Mexico said it would follow the European Union's (EU) lead and file legal proceedings with the World Trade Organization (WTO) over the Trump administration's decision last week to impose tariffs on steel and aluminum imports.
Meanwhile, National Economic Council Director Larry Kudlow hinted that Trump would rather conclude separate bilateral trade deals with Canada and Mexico, rather than renegotiate the North American Free Trade Agreement (NAFTA).
On Monday, Mexico's Ministry of Economy said the tariffs violate the WTO's Agreement on Safeguards because they were not enacted according to established procedures. Mexico City also said the tariffs run afoul of similar rules enacted by the WTO's predecessor, the General Agreement on Tariffs and Trade.
"The Mexican government confirms that its actions will continue to adhere to the state of international commercial law and will be proportional to the damage that Mexico unfortunately receives," the ministry said in a translated statement.
The EU, Canada and Mexico each took retaliatory steps against the United States after the Trump administration imposed a 25% tariff on steel imports and a 10% tariff on aluminum imports last Friday. Brussels filed a complaint with the WTO and announced plans to impose additional duties on American-made products imported by the 28-member bloc. Mexico City and Ottawa also announced similar plans for reciprocal tariffs.
Shift on NAFTA
During an interview Tuesday on Fox & Friends, Kudlow disclosed that he had met with the president at least twice on Monday to discuss trade.
"He is very seriously contemplating kind of a shift in the NAFTA negotiations," Kudlow said. "His preference now -- and he asked me to convey this -- is to actually negotiate with Mexico and Canada separately. He prefers bilateral negotiations. He's looking at two much different countries...they have different problems."
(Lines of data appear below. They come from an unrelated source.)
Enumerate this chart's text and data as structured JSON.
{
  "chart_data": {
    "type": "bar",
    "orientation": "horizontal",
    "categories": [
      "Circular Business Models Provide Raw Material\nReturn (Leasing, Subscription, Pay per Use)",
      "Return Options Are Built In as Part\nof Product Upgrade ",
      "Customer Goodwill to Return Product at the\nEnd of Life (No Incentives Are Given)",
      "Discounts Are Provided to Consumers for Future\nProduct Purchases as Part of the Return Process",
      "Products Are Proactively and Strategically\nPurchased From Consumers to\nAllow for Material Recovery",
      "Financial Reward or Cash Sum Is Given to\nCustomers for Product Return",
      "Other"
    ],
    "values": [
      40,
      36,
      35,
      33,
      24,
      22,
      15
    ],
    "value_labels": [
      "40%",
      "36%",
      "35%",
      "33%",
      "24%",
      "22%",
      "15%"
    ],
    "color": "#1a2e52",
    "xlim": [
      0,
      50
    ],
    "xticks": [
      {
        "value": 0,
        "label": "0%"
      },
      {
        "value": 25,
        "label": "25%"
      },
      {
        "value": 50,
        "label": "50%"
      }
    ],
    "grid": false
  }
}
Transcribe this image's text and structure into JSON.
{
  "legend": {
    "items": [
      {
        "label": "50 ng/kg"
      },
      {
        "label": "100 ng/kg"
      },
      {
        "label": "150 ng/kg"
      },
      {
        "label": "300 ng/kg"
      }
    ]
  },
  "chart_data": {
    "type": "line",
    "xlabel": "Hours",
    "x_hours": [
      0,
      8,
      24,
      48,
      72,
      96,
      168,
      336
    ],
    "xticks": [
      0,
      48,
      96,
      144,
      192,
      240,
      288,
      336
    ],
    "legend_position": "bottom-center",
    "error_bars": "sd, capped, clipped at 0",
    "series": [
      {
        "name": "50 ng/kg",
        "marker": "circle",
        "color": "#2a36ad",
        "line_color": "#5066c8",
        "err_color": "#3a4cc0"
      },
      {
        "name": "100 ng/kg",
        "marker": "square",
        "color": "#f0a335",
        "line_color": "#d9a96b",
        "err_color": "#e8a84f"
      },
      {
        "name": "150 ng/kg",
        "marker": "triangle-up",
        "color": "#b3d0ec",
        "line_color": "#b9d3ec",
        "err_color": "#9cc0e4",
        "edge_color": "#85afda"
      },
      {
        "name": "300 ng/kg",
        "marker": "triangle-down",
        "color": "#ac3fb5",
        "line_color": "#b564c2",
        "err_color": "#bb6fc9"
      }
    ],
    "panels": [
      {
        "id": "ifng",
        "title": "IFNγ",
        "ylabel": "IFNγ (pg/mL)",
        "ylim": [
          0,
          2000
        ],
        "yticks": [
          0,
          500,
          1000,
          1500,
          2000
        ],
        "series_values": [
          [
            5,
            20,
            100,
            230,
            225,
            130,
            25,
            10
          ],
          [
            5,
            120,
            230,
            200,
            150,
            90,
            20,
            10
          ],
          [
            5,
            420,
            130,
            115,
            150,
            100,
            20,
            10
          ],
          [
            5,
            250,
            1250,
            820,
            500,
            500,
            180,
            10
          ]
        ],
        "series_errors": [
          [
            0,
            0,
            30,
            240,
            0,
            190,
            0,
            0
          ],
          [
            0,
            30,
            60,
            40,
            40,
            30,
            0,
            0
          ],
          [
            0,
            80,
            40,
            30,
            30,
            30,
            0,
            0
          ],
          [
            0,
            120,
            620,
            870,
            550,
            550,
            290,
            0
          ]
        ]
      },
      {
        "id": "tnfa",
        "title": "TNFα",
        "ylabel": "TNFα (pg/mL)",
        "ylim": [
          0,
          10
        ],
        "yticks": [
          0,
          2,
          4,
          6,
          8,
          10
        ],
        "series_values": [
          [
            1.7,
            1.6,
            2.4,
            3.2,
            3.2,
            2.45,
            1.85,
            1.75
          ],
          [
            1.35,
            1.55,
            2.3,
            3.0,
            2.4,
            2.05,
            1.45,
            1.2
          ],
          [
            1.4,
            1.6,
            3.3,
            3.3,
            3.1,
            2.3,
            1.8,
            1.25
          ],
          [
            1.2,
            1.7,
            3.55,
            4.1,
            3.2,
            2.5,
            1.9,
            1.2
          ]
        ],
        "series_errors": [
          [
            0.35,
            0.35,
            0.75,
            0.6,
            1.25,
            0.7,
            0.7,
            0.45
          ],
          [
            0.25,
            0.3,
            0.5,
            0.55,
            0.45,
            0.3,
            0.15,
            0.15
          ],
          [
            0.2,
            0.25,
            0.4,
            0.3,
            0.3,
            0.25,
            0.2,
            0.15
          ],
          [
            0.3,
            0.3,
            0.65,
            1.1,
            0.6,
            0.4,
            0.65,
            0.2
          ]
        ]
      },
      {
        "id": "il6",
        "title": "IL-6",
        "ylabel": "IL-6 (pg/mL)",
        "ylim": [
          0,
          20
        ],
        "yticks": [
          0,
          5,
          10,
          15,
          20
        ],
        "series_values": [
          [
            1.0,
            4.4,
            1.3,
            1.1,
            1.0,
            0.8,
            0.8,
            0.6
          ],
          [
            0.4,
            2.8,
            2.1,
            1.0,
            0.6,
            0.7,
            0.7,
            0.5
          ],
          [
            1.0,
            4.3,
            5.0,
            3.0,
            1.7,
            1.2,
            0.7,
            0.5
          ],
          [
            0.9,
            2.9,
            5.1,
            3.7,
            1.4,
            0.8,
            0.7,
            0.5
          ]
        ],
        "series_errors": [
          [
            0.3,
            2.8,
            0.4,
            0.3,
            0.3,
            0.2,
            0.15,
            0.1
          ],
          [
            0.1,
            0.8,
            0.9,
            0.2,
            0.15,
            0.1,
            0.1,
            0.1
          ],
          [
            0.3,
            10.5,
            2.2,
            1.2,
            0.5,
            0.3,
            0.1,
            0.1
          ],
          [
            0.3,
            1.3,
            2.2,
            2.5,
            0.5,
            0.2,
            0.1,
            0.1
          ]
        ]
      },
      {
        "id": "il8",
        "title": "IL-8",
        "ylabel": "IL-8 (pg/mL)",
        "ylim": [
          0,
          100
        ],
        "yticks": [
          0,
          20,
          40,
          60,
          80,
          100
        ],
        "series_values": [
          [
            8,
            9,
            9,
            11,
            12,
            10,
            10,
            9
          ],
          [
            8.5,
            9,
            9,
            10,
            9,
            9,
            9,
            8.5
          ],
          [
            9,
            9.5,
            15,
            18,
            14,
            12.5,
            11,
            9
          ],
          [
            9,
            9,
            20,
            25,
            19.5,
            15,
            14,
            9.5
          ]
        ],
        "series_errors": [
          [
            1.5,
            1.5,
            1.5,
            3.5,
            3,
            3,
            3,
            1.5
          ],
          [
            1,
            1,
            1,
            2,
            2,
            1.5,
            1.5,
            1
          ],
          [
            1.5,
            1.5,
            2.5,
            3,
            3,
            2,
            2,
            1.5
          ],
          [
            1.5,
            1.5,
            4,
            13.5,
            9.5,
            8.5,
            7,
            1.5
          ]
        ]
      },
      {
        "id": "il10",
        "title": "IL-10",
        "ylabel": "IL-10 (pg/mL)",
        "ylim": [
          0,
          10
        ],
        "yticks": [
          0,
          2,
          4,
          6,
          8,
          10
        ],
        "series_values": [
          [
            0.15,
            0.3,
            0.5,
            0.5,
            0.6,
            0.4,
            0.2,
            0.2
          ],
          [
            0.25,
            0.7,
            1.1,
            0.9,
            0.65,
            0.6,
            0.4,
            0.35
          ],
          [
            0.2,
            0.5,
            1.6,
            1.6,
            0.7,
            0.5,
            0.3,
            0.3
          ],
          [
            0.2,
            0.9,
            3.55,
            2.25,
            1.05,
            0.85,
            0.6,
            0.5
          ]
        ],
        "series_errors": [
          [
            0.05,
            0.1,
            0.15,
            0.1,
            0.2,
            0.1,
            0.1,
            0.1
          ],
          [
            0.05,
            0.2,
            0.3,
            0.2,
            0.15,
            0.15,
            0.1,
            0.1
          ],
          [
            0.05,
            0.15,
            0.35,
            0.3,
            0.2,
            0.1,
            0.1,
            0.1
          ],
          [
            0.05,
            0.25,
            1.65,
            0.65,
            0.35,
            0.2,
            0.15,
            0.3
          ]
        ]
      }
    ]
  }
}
Kudlow said Trump "believes bilateral [negotiation] has always been better. He hates large treaties. I know this is just three countries, but still, often times when you have to compromise with a whole bunch of countries, you get the worst of the deals. Why not try to get the best of the deals?"
Although he didn't provide specifics on a timeline, Kudlow said Trump "may be moving quickly toward these bilateral discussions, instead of as a whole."